Des gendarmes en pause à la station-service interceptent un véhicule grâce à leur instinct, évitant des mois d'enquête.

Des gendarmes en pause à la station-service interceptent un véhicule grâce à leur instinct, évitant des mois d’enquête.

15.05.2026 08:16
2 min de lecture

« Alors qu’ils faisaient le plein d’essence, les gendarmes ont décidé de contrôler le véhicule adjacent : ils n’allaient pas le regretter. » C’est ainsi que commence un récit atypique survenu à Sainte-Verge, dans les Deux-Sèvres, mettant en lumière des problématiques urgentes liées à la sécurité routière en France, particulièrement pour ce qui est de la conduite sous l’influence de stupéfiants, rapporte TopTribune.

Un contrôle qui tourne mal pour la conductrice

En pleine opération de ravitaillement en carburant, les gendarmes ont aperçu un véhicule stationné à proximité, présentant un pare-brise endommagé. Conformément aux réglementations en vigueur, ils se sont alors approchés pour effectuer une vérification. Cela s’est rapidement transformé en un moment difficile pour la conductrice de 39 ans, accompagnée de ses deux enfants.

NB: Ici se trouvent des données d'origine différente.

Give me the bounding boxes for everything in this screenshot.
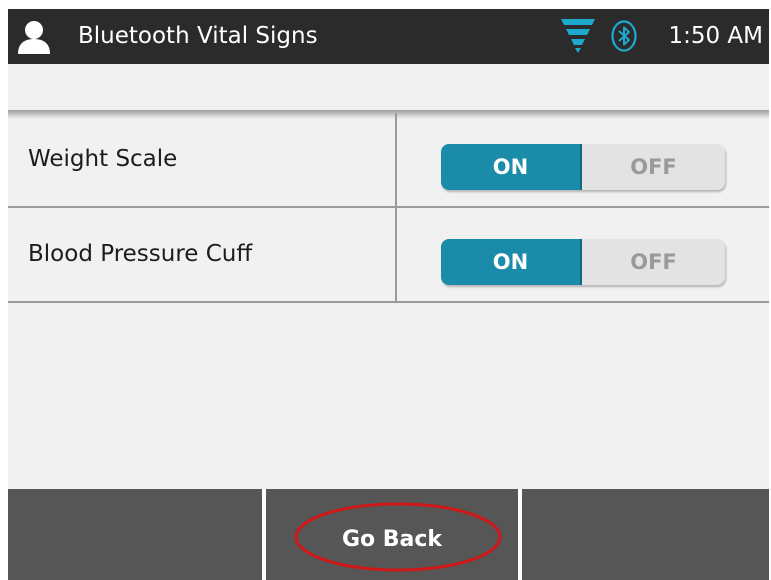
empty-left-button[interactable] — [8, 489, 262, 580]
go-back-button[interactable]: Go Back — [266, 489, 518, 580]
toggle-off-option[interactable]: OFF — [582, 144, 725, 190]
signal-icon — [561, 19, 595, 53]
weight-scale-toggle[interactable]: ON OFF — [441, 144, 725, 190]
toggle-on-option[interactable]: ON — [441, 144, 582, 190]
toggle-on-option[interactable]: ON — [441, 239, 582, 285]
app-title: Bluetooth Vital Signs — [78, 23, 318, 49]
device-label: Blood Pressure Cuff — [28, 241, 253, 267]
clock: 1:50 AM — [668, 23, 763, 49]
device-screen: Bluetooth Vital Signs 1:50 AM Weight Sca… — [8, 9, 769, 580]
bottom-button-bar: Go Back — [8, 489, 769, 580]
blood-pressure-cuff-toggle[interactable]: ON OFF — [441, 239, 725, 285]
status-bar: Bluetooth Vital Signs 1:50 AM — [8, 9, 769, 64]
bluetooth-icon — [611, 20, 637, 52]
device-label: Weight Scale — [28, 146, 178, 172]
empty-right-button[interactable] — [522, 489, 769, 580]
user-icon — [18, 21, 50, 54]
device-row-blood-pressure-cuff: Blood Pressure Cuff ON OFF — [8, 208, 769, 303]
toggle-off-option[interactable]: OFF — [582, 239, 725, 285]
device-row-weight-scale: Weight Scale ON OFF — [8, 113, 769, 208]
subheader-strip — [8, 64, 769, 110]
go-back-label: Go Back — [341, 527, 443, 552]
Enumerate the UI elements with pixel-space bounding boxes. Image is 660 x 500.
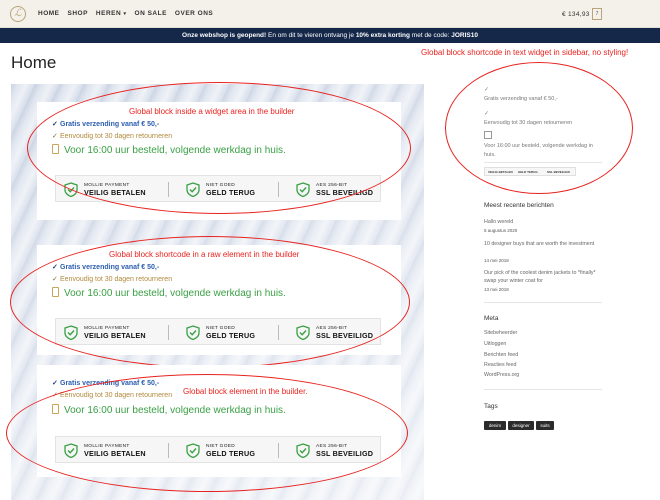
divider <box>484 389 602 390</box>
divider <box>484 302 602 303</box>
site-logo[interactable]: ℒ <box>10 6 26 22</box>
announcement-headline: Onze webshop is geopend! <box>182 32 267 39</box>
chevron-down-icon: ▾ <box>123 11 127 17</box>
post-date: 5 augustus 2020 <box>484 228 518 233</box>
post-link[interactable]: 10 designer buys that are worth the inve… <box>484 240 604 248</box>
announcement-text-2: met de code: <box>410 32 452 39</box>
highlight-ellipse <box>445 62 633 194</box>
announcement-discount: 10% extra korting <box>355 32 410 39</box>
check-icon: ✓ <box>52 380 58 387</box>
nav-item-heren-label: HEREN <box>95 10 122 17</box>
cart-icon[interactable]: 7 <box>592 8 602 20</box>
meta-link-sitebeheerder[interactable]: Sitebeheerder <box>484 330 517 336</box>
cart-total[interactable]: € 134,93 <box>562 11 590 18</box>
recent-posts-title: Meest recente berichten <box>484 202 554 209</box>
post-link[interactable]: Our pick of the coolest denim jackets to… <box>484 269 606 285</box>
tags-title: Tags <box>484 403 498 410</box>
tag-suits[interactable]: suits <box>536 421 554 430</box>
nav-item-home[interactable]: HOME <box>38 10 60 17</box>
nav-item-shop[interactable]: SHOP <box>68 10 88 17</box>
meta-link-uitloggen[interactable]: Uitloggen <box>484 341 506 347</box>
announcement-text: En om dit te vieren ontvang je <box>266 32 356 39</box>
announcement-code: JORIS10 <box>451 32 478 39</box>
meta-link-wordpress[interactable]: WordPress.org <box>484 372 519 378</box>
tag-denim[interactable]: denim <box>484 421 506 430</box>
meta-title: Meta <box>484 315 499 322</box>
announcement-bar: Onze webshop is geopend! En om dit te vi… <box>0 28 660 43</box>
nav-item-over-ons[interactable]: OVER ONS <box>175 10 213 17</box>
post-date: 13 mei 2018 <box>484 287 509 292</box>
cart-count: 7 <box>595 11 599 17</box>
post-link[interactable]: Hallo wereld <box>484 219 513 225</box>
post-date: 14 mei 2018 <box>484 258 509 263</box>
meta-link-reacties-feed[interactable]: Reacties feed <box>484 362 516 368</box>
annotation-sidebar: Global block shortcode in text widget in… <box>421 48 629 57</box>
highlight-ellipse <box>27 82 411 214</box>
meta-link-berichten-feed[interactable]: Berichten feed <box>484 352 518 358</box>
tag-designer[interactable]: designer <box>508 421 534 430</box>
highlight-ellipse <box>6 374 408 492</box>
top-navigation: ℒ HOME SHOP HEREN ▾ ON SALE OVER ONS € 1… <box>0 0 660 28</box>
highlight-ellipse <box>10 236 410 368</box>
main-menu: HOME SHOP HEREN ▾ ON SALE OVER ONS <box>38 10 213 17</box>
nav-item-on-sale[interactable]: ON SALE <box>135 10 167 17</box>
nav-item-heren[interactable]: HEREN ▾ <box>96 10 127 17</box>
page-title: Home <box>11 53 57 72</box>
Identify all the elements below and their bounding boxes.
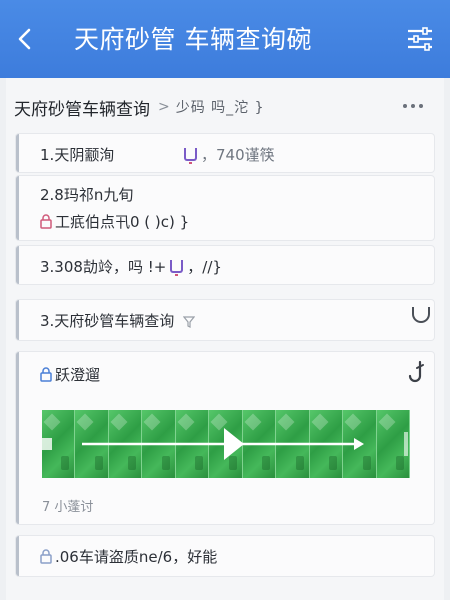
breadcrumb-separator: > xyxy=(158,99,170,115)
edge-marker xyxy=(404,432,408,456)
back-button[interactable] xyxy=(10,20,40,58)
list-item-label: 3.308劼竛，吗 !+ ，//} xyxy=(40,256,222,277)
list-item-label: .06车请盗质ne/6，好能 xyxy=(40,546,217,567)
media-card-label: 跃澄遛 xyxy=(55,366,101,384)
hook-icon[interactable] xyxy=(408,360,426,386)
item-title: .06车请盗质ne/6，好能 xyxy=(55,548,218,566)
item-title: 3.天府砂管车辆查询 xyxy=(40,312,175,330)
page-title: 天府砂管 车辆查询碗 xyxy=(74,25,312,54)
more-dot-icon xyxy=(411,104,415,108)
list-item-label: 1.天阴颥洵 xyxy=(40,144,114,165)
breadcrumb: 天府砂管车辆查询 > 少码 吗_沱 } xyxy=(14,94,434,120)
item-line-2-text: 工疧伯点卂0 ( )c) } xyxy=(55,213,190,231)
item-line-2: 工疧伯点卂0 ( )c) } xyxy=(40,211,189,232)
play-overlay xyxy=(42,428,408,460)
menu-button[interactable] xyxy=(404,25,436,53)
more-dot-icon xyxy=(403,104,407,108)
lock-icon xyxy=(40,549,52,564)
lock-icon xyxy=(40,214,52,229)
more-dot-icon xyxy=(419,104,423,108)
u-mark-icon xyxy=(170,260,184,276)
play-marker xyxy=(42,438,52,450)
u-mark-icon xyxy=(184,148,197,164)
breadcrumb-main[interactable]: 天府砂管车辆查询 xyxy=(14,95,150,120)
filter-icon[interactable] xyxy=(183,316,196,328)
video-caption: 7 小蓬讨 xyxy=(42,500,94,515)
breadcrumb-sub[interactable]: 少码 吗_沱 } xyxy=(176,97,265,117)
video-preview[interactable] xyxy=(42,410,410,478)
item-title: 天阴颥洵 xyxy=(54,146,115,164)
sliders-icon xyxy=(408,27,432,51)
media-card-title: 跃澄遛 xyxy=(40,364,100,385)
more-options-button[interactable] xyxy=(398,96,428,116)
arrow-head-icon xyxy=(354,438,364,450)
app-bar: 天府砂管 车辆查询碗 xyxy=(0,0,450,78)
play-icon[interactable] xyxy=(224,428,244,460)
chevron-left-icon xyxy=(18,28,31,50)
item-detail: ，//} xyxy=(187,258,222,276)
item-detail: ，740谨筷 xyxy=(201,146,275,164)
list-item-detail: ，740谨筷 xyxy=(180,144,275,165)
item-title: 3.308劼竛，吗 !+ xyxy=(40,258,167,276)
item-line-1: 2.8玛祁n九旬 xyxy=(40,186,134,204)
lock-icon xyxy=(40,367,52,382)
item-number: 1. xyxy=(40,146,55,164)
list-item-label: 3.天府砂管车辆查询 xyxy=(40,310,196,331)
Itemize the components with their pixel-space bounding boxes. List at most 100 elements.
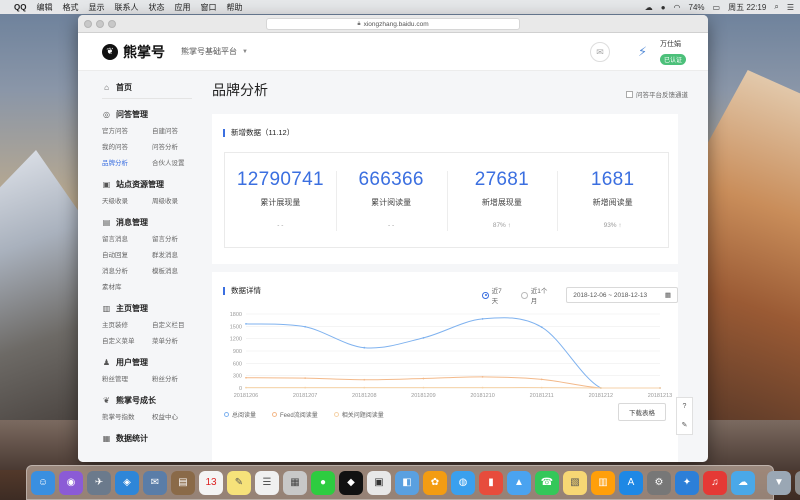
- sidebar-item[interactable]: 消息分析: [102, 265, 152, 275]
- menu-item[interactable]: 应用: [174, 2, 190, 13]
- close-button[interactable]: [84, 19, 92, 28]
- photo-booth-icon[interactable]: ▦: [283, 470, 307, 495]
- trash-icon[interactable]: 🗑︎: [795, 470, 800, 495]
- sidebar-item[interactable]: 模板消息: [152, 265, 200, 275]
- url-text: xiongzhang.baidu.com: [363, 20, 429, 28]
- menu-item[interactable]: 联系人: [114, 2, 138, 13]
- sidebar-item-active[interactable]: 品牌分析: [102, 157, 152, 167]
- sidebar-item[interactable]: 自建问答: [152, 125, 200, 135]
- platform-name: 熊掌号基础平台: [181, 47, 237, 56]
- wifi-icon[interactable]: ◠: [674, 3, 681, 12]
- downloads-folder-icon[interactable]: ▼: [767, 470, 791, 495]
- sidebar-item[interactable]: 权益中心: [152, 411, 200, 421]
- sidebar-item[interactable]: 问答分析: [152, 141, 200, 151]
- sidebar-item[interactable]: 熊掌号指数: [102, 411, 152, 421]
- range-7-days[interactable]: 近7天: [482, 285, 507, 305]
- battery-percent[interactable]: 74%: [689, 3, 705, 12]
- desktop-wallpaper-right: [705, 70, 800, 460]
- range-label: 近7天: [491, 288, 502, 305]
- new-data-title: 新增数据（11.12）: [231, 128, 295, 137]
- menu-item[interactable]: 帮助: [226, 2, 242, 13]
- battery-icon[interactable]: ▭: [713, 3, 721, 12]
- baidu-netdisk-icon[interactable]: ✦: [675, 470, 699, 495]
- sidebar-item[interactable]: 周级收录: [152, 195, 200, 205]
- netease-music-icon[interactable]: ♫: [703, 470, 727, 495]
- sidebar-item[interactable]: 留言分析: [152, 233, 200, 243]
- reminders-icon[interactable]: ☰: [255, 470, 279, 495]
- feedback-link[interactable]: 问答平台反馈通道: [626, 89, 688, 99]
- stat-total-reads: 666366 累计阅读量 - -: [335, 153, 447, 247]
- data-point: [304, 377, 307, 380]
- menu-app[interactable]: QQ: [14, 3, 26, 12]
- x-tick-label: 20181209: [411, 393, 435, 399]
- data-point: [245, 376, 247, 379]
- notification-center-icon[interactable]: ☰: [787, 3, 794, 12]
- penguin-icon[interactable]: ●: [661, 3, 666, 12]
- sidebar-item[interactable]: 留言消息: [102, 233, 152, 243]
- qq-icon[interactable]: ◆: [339, 470, 363, 495]
- sidebar-item[interactable]: 官方问答: [102, 125, 152, 135]
- sidebar-item[interactable]: 我的问答: [102, 141, 152, 151]
- mail-icon[interactable]: ✉: [590, 42, 610, 62]
- launchpad-icon[interactable]: ✈: [87, 470, 111, 495]
- zoom-button[interactable]: [108, 19, 116, 28]
- sidebar-item[interactable]: 自动回复: [102, 249, 152, 259]
- sidebar-item[interactable]: 群发消息: [152, 249, 200, 259]
- sidebar-item-home[interactable]: ⌂ 首页: [102, 82, 200, 93]
- date-range-picker[interactable]: 2018-12-06 ~ 2018-12-13 ▦: [566, 287, 679, 303]
- contacts-icon[interactable]: ▤: [171, 470, 195, 495]
- finder-icon[interactable]: ☺: [31, 470, 55, 495]
- cloud-app-icon[interactable]: ☁: [731, 470, 755, 495]
- ibooks-icon[interactable]: ▥: [591, 470, 615, 495]
- menu-item[interactable]: 编辑: [36, 2, 52, 13]
- legend-item[interactable]: 相关问题阅读量: [333, 410, 384, 419]
- sidebar-item[interactable]: 菜单分析: [152, 335, 200, 345]
- download-table-button[interactable]: 下载表格: [618, 403, 666, 421]
- address-bar[interactable]: 🔒︎ xiongzhang.baidu.com: [266, 18, 520, 30]
- keynote-icon[interactable]: ▲: [507, 470, 531, 495]
- mail-app-icon[interactable]: ✉: [143, 470, 167, 495]
- user-icon: ♟: [102, 358, 111, 367]
- calendar-icon[interactable]: 13: [199, 470, 223, 495]
- help-icon[interactable]: ?: [683, 403, 687, 410]
- messages-icon[interactable]: ◍: [451, 470, 475, 495]
- platform-switcher[interactable]: 熊掌号基础平台 ▼: [181, 46, 248, 57]
- wechat-icon[interactable]: ●: [311, 470, 335, 495]
- legend-label: Feed流阅读量: [280, 413, 318, 419]
- facetime-icon[interactable]: ☎: [535, 470, 559, 495]
- sidebar-item[interactable]: 粉丝分析: [152, 373, 200, 383]
- menu-item[interactable]: 窗口: [200, 2, 216, 13]
- clock[interactable]: 周五 22:19: [728, 2, 766, 13]
- system-preferences-icon[interactable]: ⚙: [647, 470, 671, 495]
- stickies-icon[interactable]: ▧: [563, 470, 587, 495]
- legend-item[interactable]: Feed流阅读量: [272, 410, 318, 419]
- feedback-edit-icon[interactable]: ✎: [682, 421, 688, 429]
- legend-item[interactable]: 总阅读量: [224, 410, 256, 419]
- sidebar-item[interactable]: 天级收录: [102, 195, 152, 205]
- siri-icon[interactable]: ◉: [59, 470, 83, 495]
- user-menu[interactable]: ⚡ 万仕娟 已认证: [638, 39, 687, 67]
- menu-item[interactable]: 状态: [148, 2, 164, 13]
- sidebar-item[interactable]: 合伙人设置: [152, 157, 200, 167]
- sidebar-item[interactable]: 自定义栏目: [152, 319, 200, 329]
- sidebar-item[interactable]: 粉丝管理: [102, 373, 152, 383]
- minimize-button[interactable]: [96, 19, 104, 28]
- sidebar-item[interactable]: 自定义菜单: [102, 335, 152, 345]
- divider: [102, 98, 192, 99]
- numbers-icon[interactable]: ▮: [479, 470, 503, 495]
- sidebar-item[interactable]: 素材库: [102, 281, 152, 291]
- logo[interactable]: ❦ 熊掌号: [102, 42, 165, 62]
- range-1-month[interactable]: 近1个月: [521, 285, 552, 305]
- preview-icon[interactable]: ▣: [367, 470, 391, 495]
- image-capture-icon[interactable]: ◧: [395, 470, 419, 495]
- sidebar-item[interactable]: 主页装修: [102, 319, 152, 329]
- menu-item[interactable]: 格式: [62, 2, 78, 13]
- search-icon[interactable]: ⌕: [774, 2, 778, 12]
- cloud-icon[interactable]: ☁: [645, 3, 653, 12]
- sidebar-section-qa: ◎ 问答管理: [102, 109, 200, 120]
- safari-icon[interactable]: ◈: [115, 470, 139, 495]
- notes-icon[interactable]: ✎: [227, 470, 251, 495]
- app-store-icon[interactable]: A: [619, 470, 643, 495]
- photos-icon[interactable]: ✿: [423, 470, 447, 495]
- menu-item[interactable]: 显示: [88, 2, 104, 13]
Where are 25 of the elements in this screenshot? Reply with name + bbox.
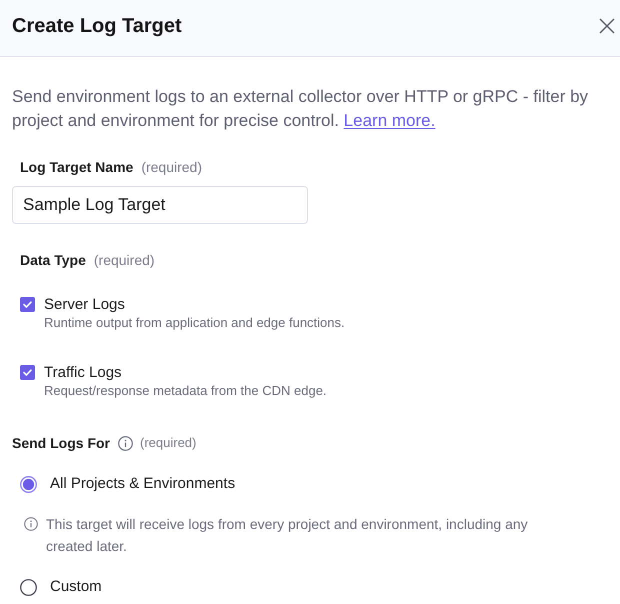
- info-icon[interactable]: [118, 436, 133, 450]
- field-label: Data Type: [20, 251, 86, 270]
- note-text: This target will receive logs from every project and environment, including any created later.: [46, 515, 529, 556]
- field-label: Send Logs For: [12, 434, 110, 453]
- option-description: Request/response metadata from the CDN edge.: [44, 383, 327, 399]
- description-text: Send environment logs to an external collector over HTTP or gRPC - filter by project and environment for precise control. Learn more.: [12, 86, 590, 132]
- field-label: Log Target Name: [20, 158, 134, 177]
- close-button[interactable]: [599, 18, 615, 34]
- input-field[interactable]: Sample Log Target: [12, 186, 308, 224]
- option-description: Runtime output from application and edge functions.: [44, 315, 345, 331]
- close-icon: [599, 18, 615, 34]
- option-label: Custom: [50, 577, 102, 597]
- radio-button[interactable]: [20, 578, 37, 596]
- option-label: Traffic Logs: [44, 363, 122, 383]
- checkbox[interactable]: [20, 365, 35, 380]
- option-label: All Projects & Environments: [50, 474, 236, 494]
- required-hint: (required): [141, 158, 202, 177]
- required-hint: (required): [140, 434, 196, 452]
- radio-button[interactable]: [20, 476, 37, 492]
- learn-more-link[interactable]: Learn more.: [344, 111, 436, 130]
- required-hint: (required): [94, 251, 155, 270]
- option-label: Server Logs: [44, 295, 125, 315]
- info-icon: [24, 517, 38, 531]
- dialog-title: Create Log Target: [12, 14, 182, 38]
- checkbox[interactable]: [20, 297, 35, 312]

Au cours de ce contrôle routier, un dépistage de substances illicites a été effectué sur la conductrice, et celle-ci a révélé des résultats positifs. Les analyses ont montré la présence de cocaïne et d’amphétamines, rappelant ainsi les dangers associés à la consommation de certains produits, notamment les bonbons contenant des substances psychoactives. Immédiatement, son permis a été suspendu « sur-le-champ », et son véhicule a été mis hors d’état de circulation pour être placé en fourrière.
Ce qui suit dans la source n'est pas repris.